Think of this, self injury wasn't even a topic when I was doing it as a child. When I was a teen, it was considered rare and not all the therapists understood it. Now, it is out there. People know it exists. There are a ton of people who came forward.

When I moved back to this state with my husband, one of the first things my father and stepmother gave me was a book about people who make up sexual abuse and the therapists who promote it. I wasn't even focusing on it at that time, so I am not sure what possessed them. I do know I didn't read the book. I didn't say anything either, but I'm sure my face did.

I was made to think I was the one who had the problem, that I was crazy. It was my grandpa, the support of friends, and therapists that helped me realize otherwise.

I have become my own abuser

I understand this all too well. The messages are there no matter how hard I try to quiet them. They are even louder when I am around the people who use to say them. They don't say the things they once did, but they don't have to. I still hear them loud and clear.

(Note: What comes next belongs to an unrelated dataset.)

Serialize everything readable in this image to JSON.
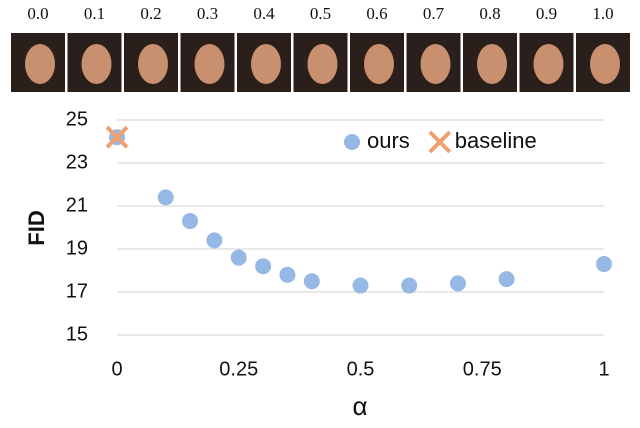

I always say that my physical illness does not define me. I believe my mental health does not define me either, nor does the PTSD. They play a part in my chemical makeup but they are not all that I am. I refuse to let that happen. I have people in my life who feel the need to define me by one or the other or both. Could be why I hate labels. I am so much more then my illnesses. Do I always feel that way? No, but I do remind myself of that, especially if people tell me otherwise.

I'm sorry this is a long post. Just a matter of thought, people do not have to believe you. What matters is what you feel and believe for yourself. They don't have to understand you either. What they do have to do is respect you.